1 3. From experience to interpretation
In almost all films, the visual story is completed first, dialogue and sound effects are then added and music is composed last of all. However, when Disney made the animated film Fantasia in 1940, they reversed the process, producing animations based on pieces of classical music. You may like to look at the Disney archives website, or read some information about the making of Fantasia from the Disney family museum website.
At the time, this was thought of as a way to popularise classical music, and to make audiences more comfortable with hearing music in films. The earliest audiences were often confused about where the music was coming from, especially if they couldn't see an orchestra.
Activity 3 imitates Disney's Fantasia process to help pupils analyse different expressive musical elements. A segment of music from Fantasia is a good basis for the activity. You might like to finish the activity by comparing pupil responses with the original film scene.
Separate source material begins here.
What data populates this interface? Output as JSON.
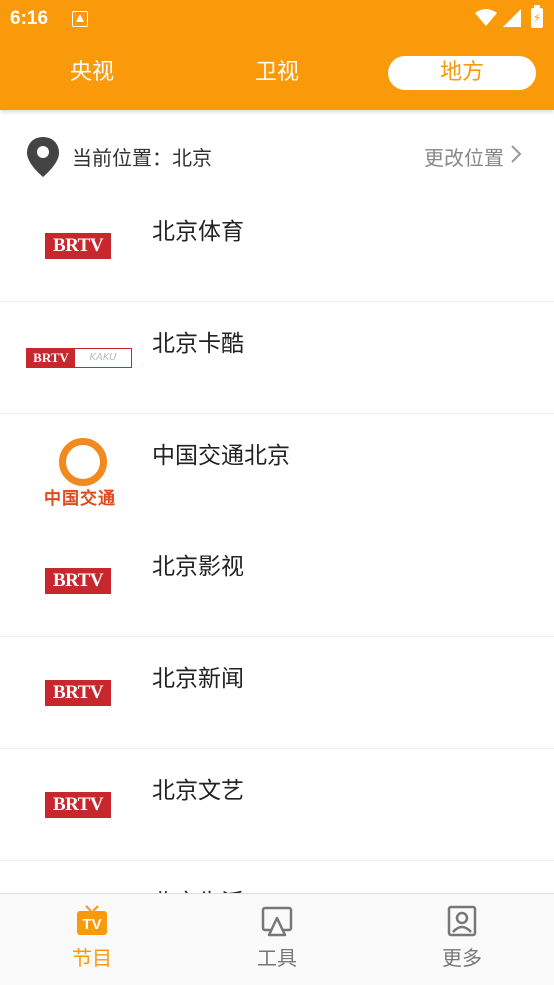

Click 'View document' to open Storyboard worksheet
Choose a piece of film music from a soundtrack album (preferably without voice over) of about two minutes in length. An effective choice would include a change of melody, mood or tempo in the middle. Play this piece of music to the pupils several times and ask them either to:
draw up a storyboard (click on the link above for a storyboard worksheet) or
write a short scene or
write a short piece of prose to describe the action for this music.
Then share the outcomes, asking pupils to read their prose or scene aloud, or lead through the pictures on their storyboard. Ask pupils to compare with each other how they responded to mood, tempo, and significant moments in the piece.